Inconformismo mundial

Salvo para el que lo gana, un Mundial es inexorablemente una derrota. Intentan clasificar más de 200 países y uno levanta la copa. Estamos a siete años de 2030 y parece que ya perdimos. La sensación es rara, más agria que dulce. ¿Era mejor perderse la fiesta del todo? ¿Nos alivia este premio consuelo? ¿Quién quería ver un Canadá-Irán en el Supicci?

No era realista esperar que le dieran la organización a un país que todavía aspira a construir su primera autopista, a la nación más caótica del mundo y a ese misterio llamado Paraguay. No era realista, pero este invento de la FIFA es desconcertante para todos menos para el hombre que la dirige: Gianni Infantino.

Los escritorios de Zúrich nunca brillaron por su pulcritud, pero incluso para sus deprimidos estándares, el presidente demuestra una vez más que maneja el caradurismo con más habilidad que Messi la pelota. Genera casi tanto rechazo como el baile del capo de la Conmebol.
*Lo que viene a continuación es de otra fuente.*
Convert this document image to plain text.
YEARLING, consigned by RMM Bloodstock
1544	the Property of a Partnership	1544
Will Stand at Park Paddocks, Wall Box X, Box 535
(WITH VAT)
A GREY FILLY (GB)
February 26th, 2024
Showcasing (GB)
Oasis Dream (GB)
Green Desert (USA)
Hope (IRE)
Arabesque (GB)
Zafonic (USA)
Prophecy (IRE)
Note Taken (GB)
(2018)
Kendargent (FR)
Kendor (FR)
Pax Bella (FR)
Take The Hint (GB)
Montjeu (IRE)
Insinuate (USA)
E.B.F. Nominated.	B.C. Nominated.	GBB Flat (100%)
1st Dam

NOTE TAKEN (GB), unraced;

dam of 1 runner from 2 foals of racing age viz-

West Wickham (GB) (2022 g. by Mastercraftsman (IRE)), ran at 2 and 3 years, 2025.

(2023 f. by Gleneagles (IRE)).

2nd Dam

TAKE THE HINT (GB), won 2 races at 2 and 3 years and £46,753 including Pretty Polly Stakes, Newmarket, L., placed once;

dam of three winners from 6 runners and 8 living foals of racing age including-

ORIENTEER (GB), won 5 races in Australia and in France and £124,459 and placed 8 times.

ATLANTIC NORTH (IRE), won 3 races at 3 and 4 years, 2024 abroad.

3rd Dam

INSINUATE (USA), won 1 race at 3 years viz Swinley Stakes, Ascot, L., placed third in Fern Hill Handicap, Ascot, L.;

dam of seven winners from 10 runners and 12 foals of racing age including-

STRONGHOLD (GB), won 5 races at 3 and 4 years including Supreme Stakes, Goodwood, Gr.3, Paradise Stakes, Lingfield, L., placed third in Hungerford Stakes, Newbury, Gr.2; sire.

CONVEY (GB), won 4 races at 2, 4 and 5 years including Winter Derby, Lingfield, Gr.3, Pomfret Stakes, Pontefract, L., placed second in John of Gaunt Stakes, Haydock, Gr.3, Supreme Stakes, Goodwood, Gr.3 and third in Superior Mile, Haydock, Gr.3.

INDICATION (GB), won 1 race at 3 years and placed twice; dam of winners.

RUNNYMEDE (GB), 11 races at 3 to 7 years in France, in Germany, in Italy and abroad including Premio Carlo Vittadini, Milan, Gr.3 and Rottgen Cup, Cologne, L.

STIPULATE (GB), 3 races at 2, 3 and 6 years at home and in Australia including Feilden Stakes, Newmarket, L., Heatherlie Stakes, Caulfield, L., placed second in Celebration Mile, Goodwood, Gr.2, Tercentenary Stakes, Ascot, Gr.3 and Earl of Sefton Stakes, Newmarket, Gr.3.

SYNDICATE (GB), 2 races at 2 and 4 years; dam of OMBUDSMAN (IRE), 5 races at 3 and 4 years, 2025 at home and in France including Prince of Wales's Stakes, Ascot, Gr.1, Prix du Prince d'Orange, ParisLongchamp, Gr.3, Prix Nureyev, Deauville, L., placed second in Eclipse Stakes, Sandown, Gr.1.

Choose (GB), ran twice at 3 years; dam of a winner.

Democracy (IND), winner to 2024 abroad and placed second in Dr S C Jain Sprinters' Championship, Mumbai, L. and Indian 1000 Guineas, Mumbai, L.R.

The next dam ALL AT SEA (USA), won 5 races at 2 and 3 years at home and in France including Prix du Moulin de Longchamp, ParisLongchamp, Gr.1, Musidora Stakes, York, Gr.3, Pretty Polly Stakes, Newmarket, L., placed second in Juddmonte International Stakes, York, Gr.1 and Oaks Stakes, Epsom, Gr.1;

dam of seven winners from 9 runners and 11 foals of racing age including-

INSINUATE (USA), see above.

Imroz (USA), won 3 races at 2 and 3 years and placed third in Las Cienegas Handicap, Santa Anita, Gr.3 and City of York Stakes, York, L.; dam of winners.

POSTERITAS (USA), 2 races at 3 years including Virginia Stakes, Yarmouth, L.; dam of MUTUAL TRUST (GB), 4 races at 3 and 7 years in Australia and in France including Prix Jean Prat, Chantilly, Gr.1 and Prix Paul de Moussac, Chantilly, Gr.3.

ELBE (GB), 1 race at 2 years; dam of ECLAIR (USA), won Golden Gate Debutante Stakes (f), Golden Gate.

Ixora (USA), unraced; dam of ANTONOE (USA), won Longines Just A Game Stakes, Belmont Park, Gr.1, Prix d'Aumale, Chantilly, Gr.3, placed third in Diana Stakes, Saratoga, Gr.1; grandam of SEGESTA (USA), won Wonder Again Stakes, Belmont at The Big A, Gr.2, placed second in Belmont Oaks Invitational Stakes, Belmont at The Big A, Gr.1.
Infantino es el hombre que llegó a Qatar, dijo sentirse qatarí, gay e inmigrante, pidió que no se criticara más al país y aseguró que él estaba ahí para ser crucificado. Es el hombre que en el Mundial femenino le pidió a las mujeres que pelearan las batallas adecuadas en su lucha por la igualdad. Es el hombre que amplió el Mundial a 48 países. Un pecado. Y el que quiso que se organizara cada dos años. Un delito.

Cuando parecía que ya no podía tirar más de la cuerda, nos tiró unas migajas de su irrefrenable cinismo. Un partido. El inaugural. Podremos decir que el Mundial volvió a casa. La fiesta nos durará 90 minutos y la nostalgia, dos siglos.
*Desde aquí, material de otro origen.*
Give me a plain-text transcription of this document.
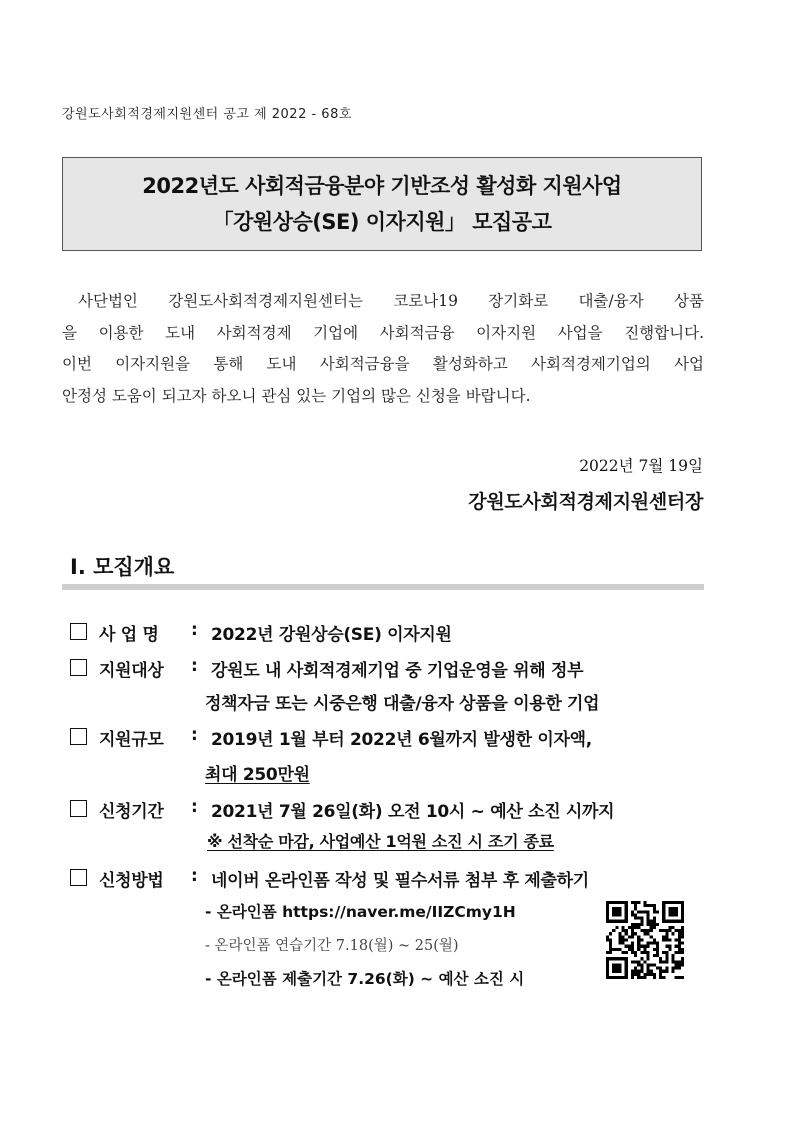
강원도사회적경제지원센터 공고 제 2022 - 68호
2022년도 사회적금융분야 기반조성 활성화 지원사업
「강원상승(SE) 이자지원」 모집공고
사단법인 강원도사회적경제지원센터는 코로나19 장기화로 대출/융자 상품
을 이용한 도내 사회적경제 기업에 사회적금융 이자지원 사업을 진행합니다.
이번 이자지원을 통해 도내 사회적금융을 활성화하고 사회적경제기업의 사업
안정성 도움이 되고자 하오니 관심 있는 기업의 많은 신청을 바랍니다.
2022년 7월 19일
강원도사회적경제지원센터장
Ⅰ. 모집개요
사 업 명	: 2022년 강원상승(SE) 이자지원
지원대상	: 강원도 내 사회적경제기업 중 기업운영을 위해 정부
정책자금 또는 시중은행 대출/융자 상품을 이용한 기업
지원규모	: 2019년 1월 부터 2022년 6월까지 발생한 이자액,
최대 250만원
신청기간	: 2021년 7월 26일(화) 오전 10시 ~ 예산 소진 시까지
※ 선착순 마감, 사업예산 1억원 소진 시 조기 종료
신청방법	: 네이버 온라인폼 작성 및 필수서류 첨부 후 제출하기
- 온라인폼 https://naver.me/IIZCmy1H
- 온라인폼 연습기간 7.18(월) ~ 25(월)
- 온라인폼 제출기간 7.26(화) ~ 예산 소진 시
¿Quién puede competir con los recursos infinitos de Arabia Saudita? Gastaron casi medio billón de dólares en pases de futbolistas y ahora se aseguraron un Mundial. Con tres partidos en Sudamérica y el resto en Europa y África, le corresponde a Asia/Oceanía organizar el Mundial de 2034. El enroque de Gianni. 

Qatar, un país con violaciones a los derechos humanos casi tan grotescas como las de los sauditas, organizó el último así que ni siquiera podemos espantarnos por este nuevo logro saudita. No es que a los futboleros, ni a la gente, le importe pero en Arabia Saudita te condenan a muerte por un tuit. 

Parece casi una ingenuidad pensar en el impacto en lo deportivo que el Mundial se haga en seis países. Parece absurdo que nos preocupemos de algo que va a suceder en 2030, que le dediquemos tanto tiempo a algo que solo debería generar disfrute. 

Es cierto que provoca un poco de asco que la FIFA se empeñe en romper al principal torneo del mundo. Ello no es intransigencia al cambio, sino una idea algo romántica de que no todo tiene que terminar tan manoseado. 

El primer Mundial se jugó en 530 kilómetros cuadrados después de que algunas selecciones viajaran en barco durante dos semanas. Un siglo después habrá que estar 12 horas en un avión para ir de una sede a otra. Un privilegio para unos pocos. Peor es ser opositor saudita o chileno. No está bien alegrarse porque no no los hayan invitado al festejo. Es una actitud casi tan mezquina como la de la FIFA. 

En un aspecto sí hay que agradecerle a Infantino, además de que ya estamos clasificados para 2030: no tendremos que organizar la ceremonia inaugural. Es un alivio porque el mundo jamás podía estar preparado para un cabezudo de Obdulio en el medio del Centenario. Al final, nada nos viene bien.